The name changed often throughout time. Another spelling was to be seen in 893 in Prüm Abbey’s official directory of holdings, the Prümer Urbar. In 1222, Abbot Caesarius noted that the Count of Are had a valuable estate on the Mayfeld called Haynbahc. In the 12th century, the village was listed in the Carden Foundation’s directory of holdings under the name Hagenbach. In 1395, a document from Archbishop of Trier Werner records that he enfeoffed “Johann, the Lord at Daun” with a share of the court at Haenbach.

Other name variants recorded over time have been Hambach, Heimbach and Harnbach.

In the Middle Ages, the lordship over the village was held jointly, with half in Electoral-Trier hands and the other half shared between the Electorate of Cologne and the Counts of Leyen. The border between the two archbishoprics ran straight through the village. The two streets, Eulgemer Straße and Brunnenstraße, are even today perceived as a boundary of sorts, setting apart the Hinnewäldtje and the Ewwewäldtje, the local names for the lower and upper village respectively.

Beginning in 1794, Hambuch lay under French rule. In 1814 it was assigned to the Kingdom of Prussia at the Congress of Vienna. Since 1947, it has been part of the then newly founded state of Rhineland-Palatinate.
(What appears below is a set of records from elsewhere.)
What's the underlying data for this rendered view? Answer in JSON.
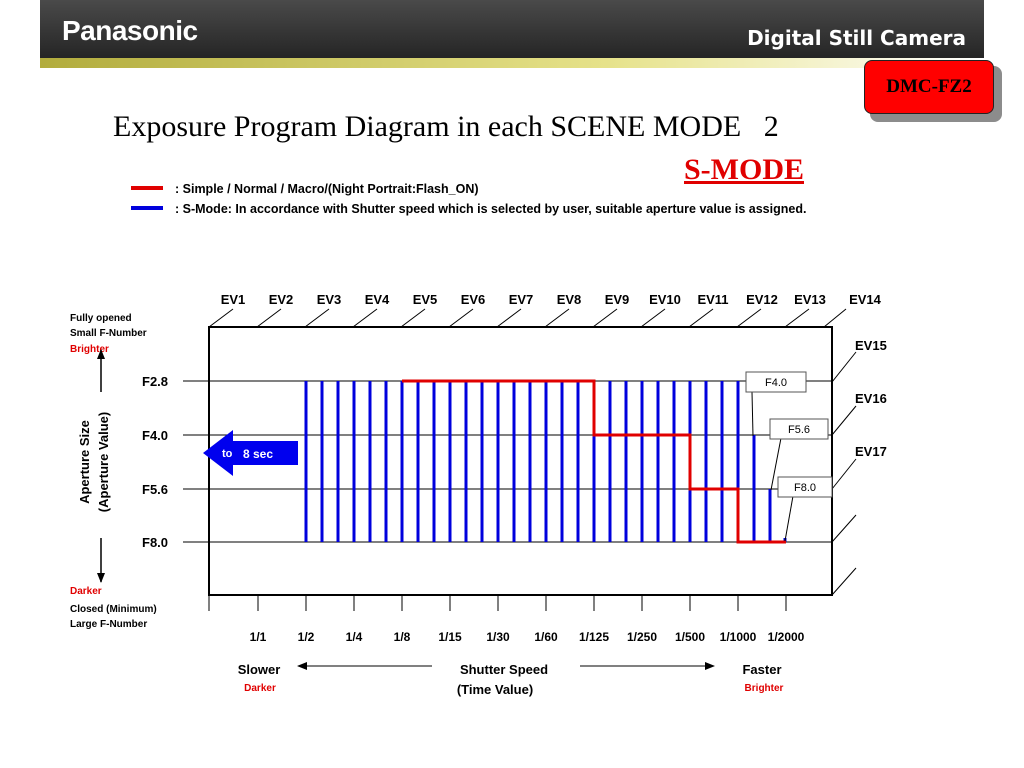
{
  "header": {
    "brand": "Panasonic",
    "product": "Digital Still Camera",
    "model_badge": "DMC-FZ2"
  },
  "title": "Exposure Program Diagram in each SCENE MODE   2",
  "mode_label": "S-MODE",
  "legend": [
    {
      "color": "#e00000",
      "text": ":  Simple / Normal / Macro/(Night Portrait:Flash_ON)"
    },
    {
      "color": "#0000dd",
      "text": ":  S-Mode: In accordance with Shutter speed which is selected by user, suitable aperture value is assigned."
    }
  ],
  "diagram": {
    "ev_labels_top": [
      "EV1",
      "EV2",
      "EV3",
      "EV4",
      "EV5",
      "EV6",
      "EV7",
      "EV8",
      "EV9",
      "EV10",
      "EV11",
      "EV12",
      "EV13",
      "EV14"
    ],
    "ev_labels_right": [
      "EV15",
      "EV16",
      "EV17"
    ],
    "aperture_ticks": [
      "F2.8",
      "F4.0",
      "F5.6",
      "F8.0"
    ],
    "shutter_ticks": [
      "1/1",
      "1/2",
      "1/4",
      "1/8",
      "1/15",
      "1/30",
      "1/60",
      "1/125",
      "1/250",
      "1/500",
      "1/1000",
      "1/2000"
    ],
    "left_top_labels": [
      "Fully opened",
      "Small F-Number",
      "Brighter"
    ],
    "left_bottom_labels": [
      "Darker",
      "Closed (Minimum)",
      "Large  F-Number"
    ],
    "y_axis_title": [
      "Aperture Size",
      "(Aperture Value)"
    ],
    "arrow_label_prefix": "to",
    "arrow_label_value": "8 sec",
    "callouts": [
      "F4.0",
      "F5.6",
      "F8.0"
    ],
    "x_axis": {
      "left_label": "Slower",
      "left_sub": "Darker",
      "center_label": "Shutter Speed",
      "center_sub": "(Time Value)",
      "right_label": "Faster",
      "right_sub": "Brighter"
    },
    "colors": {
      "program_line": "#e00000",
      "s_mode_bars": "#0000dd",
      "arrow": "#0000ee"
    },
    "program_line_points": [
      {
        "shutter": "1/8",
        "aperture": "F2.8"
      },
      {
        "shutter": "1/125",
        "aperture": "F2.8"
      },
      {
        "shutter": "1/125",
        "aperture": "F4.0"
      },
      {
        "shutter": "1/500",
        "aperture": "F4.0"
      },
      {
        "shutter": "1/500",
        "aperture": "F5.6"
      },
      {
        "shutter": "1/1000",
        "aperture": "F5.6"
      },
      {
        "shutter": "1/1000",
        "aperture": "F8.0"
      },
      {
        "shutter": "1/2000",
        "aperture": "F8.0"
      }
    ]
  }
}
In 2005 the project Dorfakademie Hambuch, which had set itself the goal of “making life in the rural area even more attractive”, won first place in Rhineland-Palatinate's second volunteer contest, in which outstanding community projects earn recognition.

== Politics ==

=== Municipal council ===
The council is made up of 12 council members, who were elected by majority vote at the municipal election held on 7 June 2009, and the honorary mayor as chairman.

=== Mayor ===
Hambuch's mayor is Matthias Hetger.

=== Coat of arms ===
The municipality's arms might be described thus: Vert an abbot's staff with sudarium and ensigned with a cross bottonnée bendwise Or between, in sinister chief, a hornbeam twig couped and leafed of three and, in dexter base, an urn, both argent.

== Culture and sightseeing ==

=== Buildings ===
The following are listed buildings or sites in Rhineland-Palatinate’s Directory of Cultural Monuments:
- Saint John the Baptist’s Catholic Parish Church (Pfarrkirche St. Johannes der Täufer), Kirchstraße – aisleless church, 1847-1848, architect may have been Johann Claudius von Lassaulx; cross, 1852; graveyard, warriors’ memorial, 20th century
- Hauptstraße – basalt fountain, from 1859
- Hauptstraße 24 – relief, Hoffmann school (?), Baroque, from 1623
- Hauptstraße 36 – basalt cross, from 1719
- Kirchstraße – wayside cross, from 1724
- On Kreisstraße 23 – wayside cross
- Near the Hambucher Mühle (mill) – wayside cross, 17th century

== Economy and infrastructure ==

=== Education ===
Hambuch has one kindergarten and one primary school.